With strings stretching from wall to wall, a much larger ensemble backed pianist Stephen Hough in the Brahms D minor concerto. Where Schubert chose to punt, Brahms found a way to make his half-symphony go: add a protagonist and try again. Having Romanticized and modernized Schubert, Jurowski chose to emphasize mid-century Brahms the classicist: the orchestra's sound was less rounded and more directed, with clear contrapuntal lines and a tempo noticeably faster than the one I grew up listening to. Evidently Hough felt the same way, for he took every solo as an opportunity to stretch phrases out with Romantic flair. There was a section of the Adagio in which I was especially struck by how much he was enjoying his sojourn there; moments later came the only notable lapse in the impeccable taste for which he is revered by piano connoisseurs, when his expanded sense of time prevented a bouncing figure of two descending voices from being perceptible as melodic lines.
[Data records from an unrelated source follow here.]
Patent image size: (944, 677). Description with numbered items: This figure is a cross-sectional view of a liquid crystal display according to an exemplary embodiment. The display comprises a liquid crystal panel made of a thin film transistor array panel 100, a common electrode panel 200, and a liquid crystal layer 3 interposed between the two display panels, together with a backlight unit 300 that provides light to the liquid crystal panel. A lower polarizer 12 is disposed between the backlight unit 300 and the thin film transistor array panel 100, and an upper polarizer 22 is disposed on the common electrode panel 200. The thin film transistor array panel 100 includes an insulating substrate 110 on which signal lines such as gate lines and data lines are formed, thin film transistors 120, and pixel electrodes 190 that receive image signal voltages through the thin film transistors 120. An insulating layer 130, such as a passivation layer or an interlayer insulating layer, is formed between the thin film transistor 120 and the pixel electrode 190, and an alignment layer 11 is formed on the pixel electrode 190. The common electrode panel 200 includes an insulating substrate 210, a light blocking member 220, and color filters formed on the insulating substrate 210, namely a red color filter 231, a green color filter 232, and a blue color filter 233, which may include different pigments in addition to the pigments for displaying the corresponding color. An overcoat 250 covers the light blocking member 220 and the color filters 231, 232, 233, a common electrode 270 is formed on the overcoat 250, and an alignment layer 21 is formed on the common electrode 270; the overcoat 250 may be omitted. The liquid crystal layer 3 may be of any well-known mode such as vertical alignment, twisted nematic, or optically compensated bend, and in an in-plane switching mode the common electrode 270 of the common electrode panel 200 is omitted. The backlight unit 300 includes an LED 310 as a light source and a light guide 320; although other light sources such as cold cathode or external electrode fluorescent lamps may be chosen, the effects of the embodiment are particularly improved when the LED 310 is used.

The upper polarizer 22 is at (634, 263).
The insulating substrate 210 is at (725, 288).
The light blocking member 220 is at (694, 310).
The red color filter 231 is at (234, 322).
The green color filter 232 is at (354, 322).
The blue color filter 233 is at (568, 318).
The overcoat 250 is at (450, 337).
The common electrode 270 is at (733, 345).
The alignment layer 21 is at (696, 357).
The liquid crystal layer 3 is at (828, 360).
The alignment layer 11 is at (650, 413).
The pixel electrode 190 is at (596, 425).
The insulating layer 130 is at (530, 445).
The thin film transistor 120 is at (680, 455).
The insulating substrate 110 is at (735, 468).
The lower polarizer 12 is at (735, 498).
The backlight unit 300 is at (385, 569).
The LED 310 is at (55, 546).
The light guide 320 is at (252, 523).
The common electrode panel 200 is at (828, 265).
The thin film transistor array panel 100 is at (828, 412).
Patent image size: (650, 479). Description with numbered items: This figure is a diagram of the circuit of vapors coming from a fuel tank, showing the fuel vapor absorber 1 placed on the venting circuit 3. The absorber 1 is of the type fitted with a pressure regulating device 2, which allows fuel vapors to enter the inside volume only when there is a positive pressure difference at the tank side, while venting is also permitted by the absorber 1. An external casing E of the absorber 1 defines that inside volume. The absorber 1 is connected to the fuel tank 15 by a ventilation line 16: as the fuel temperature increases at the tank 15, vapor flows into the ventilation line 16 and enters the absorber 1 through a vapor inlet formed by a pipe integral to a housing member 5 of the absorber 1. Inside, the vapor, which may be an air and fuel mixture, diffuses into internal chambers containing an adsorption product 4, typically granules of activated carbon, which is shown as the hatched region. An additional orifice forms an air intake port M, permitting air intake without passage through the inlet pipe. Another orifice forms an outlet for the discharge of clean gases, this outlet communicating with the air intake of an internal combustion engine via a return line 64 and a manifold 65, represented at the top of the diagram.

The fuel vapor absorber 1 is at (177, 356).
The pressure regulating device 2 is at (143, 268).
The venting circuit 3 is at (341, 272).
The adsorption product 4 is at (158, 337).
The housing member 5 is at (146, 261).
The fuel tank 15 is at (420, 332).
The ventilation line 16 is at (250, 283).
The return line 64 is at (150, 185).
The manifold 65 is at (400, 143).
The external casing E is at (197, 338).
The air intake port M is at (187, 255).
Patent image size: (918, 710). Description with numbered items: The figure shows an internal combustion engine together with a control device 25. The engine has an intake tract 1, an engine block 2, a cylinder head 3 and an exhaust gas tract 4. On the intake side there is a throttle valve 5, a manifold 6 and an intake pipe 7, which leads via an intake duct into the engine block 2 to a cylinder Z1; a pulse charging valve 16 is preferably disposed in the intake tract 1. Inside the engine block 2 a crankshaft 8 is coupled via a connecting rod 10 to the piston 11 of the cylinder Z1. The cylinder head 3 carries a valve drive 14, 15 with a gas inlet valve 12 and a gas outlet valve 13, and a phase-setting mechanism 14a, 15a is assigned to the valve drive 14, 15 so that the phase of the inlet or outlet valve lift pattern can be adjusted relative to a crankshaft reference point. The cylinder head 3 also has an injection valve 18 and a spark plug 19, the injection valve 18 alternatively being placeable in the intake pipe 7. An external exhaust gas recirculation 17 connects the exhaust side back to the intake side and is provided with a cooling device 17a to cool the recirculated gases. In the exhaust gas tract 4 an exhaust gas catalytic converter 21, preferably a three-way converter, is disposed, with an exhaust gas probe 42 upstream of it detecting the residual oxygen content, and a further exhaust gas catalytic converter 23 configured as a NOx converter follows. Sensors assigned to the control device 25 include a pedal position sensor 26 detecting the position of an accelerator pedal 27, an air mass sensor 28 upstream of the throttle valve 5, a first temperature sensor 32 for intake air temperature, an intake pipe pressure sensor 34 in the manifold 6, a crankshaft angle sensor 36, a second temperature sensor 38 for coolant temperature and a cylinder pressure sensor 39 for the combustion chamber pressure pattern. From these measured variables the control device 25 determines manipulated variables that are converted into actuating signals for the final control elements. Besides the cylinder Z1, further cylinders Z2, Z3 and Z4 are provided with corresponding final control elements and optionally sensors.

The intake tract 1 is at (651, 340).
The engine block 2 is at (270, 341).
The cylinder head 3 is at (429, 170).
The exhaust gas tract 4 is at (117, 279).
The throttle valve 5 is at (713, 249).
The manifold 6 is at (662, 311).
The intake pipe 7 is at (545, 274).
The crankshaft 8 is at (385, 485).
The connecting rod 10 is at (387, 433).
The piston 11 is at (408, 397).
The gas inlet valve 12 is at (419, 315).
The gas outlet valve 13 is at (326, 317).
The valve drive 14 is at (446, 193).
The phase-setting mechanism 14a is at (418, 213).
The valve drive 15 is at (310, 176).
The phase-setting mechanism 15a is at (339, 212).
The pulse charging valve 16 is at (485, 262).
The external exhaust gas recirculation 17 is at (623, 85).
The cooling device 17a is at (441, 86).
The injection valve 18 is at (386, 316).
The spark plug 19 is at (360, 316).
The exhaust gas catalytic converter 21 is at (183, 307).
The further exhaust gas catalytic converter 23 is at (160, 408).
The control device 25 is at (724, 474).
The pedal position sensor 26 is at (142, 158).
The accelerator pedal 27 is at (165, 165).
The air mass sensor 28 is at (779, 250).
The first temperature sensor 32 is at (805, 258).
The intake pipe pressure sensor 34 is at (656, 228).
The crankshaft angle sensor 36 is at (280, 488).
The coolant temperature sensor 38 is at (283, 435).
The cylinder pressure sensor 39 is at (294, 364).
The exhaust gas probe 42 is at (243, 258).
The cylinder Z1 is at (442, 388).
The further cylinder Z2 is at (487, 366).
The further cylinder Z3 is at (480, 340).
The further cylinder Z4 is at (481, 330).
In the case of a Brahms, whose style contains multitudes, it's difficult to determine whether Jurowski's or Hough's overall approach was the more true. What is certain is that the pairing of these two artists aptly summarized the challenges of interpreting Brahms. Every time the orchestra returned, tempo at full tilt, you could hear the slightly mismatched gears grinding for a moment until they meshed.
The audience was ultimately won over by a rousing, well-synchronized Rondo in which Jurowski's emphasis on instrumental counterpoint paid off, themes bouncing from timbre to timbre, dynamics shaded by instrument group even within phrases. It was a sublime moment — even at his most ungainly, Brahms is always good for a few of those — and once again, it threw Safronov's attempt at similar orchestral effects into unflattering relief. Poor fellow.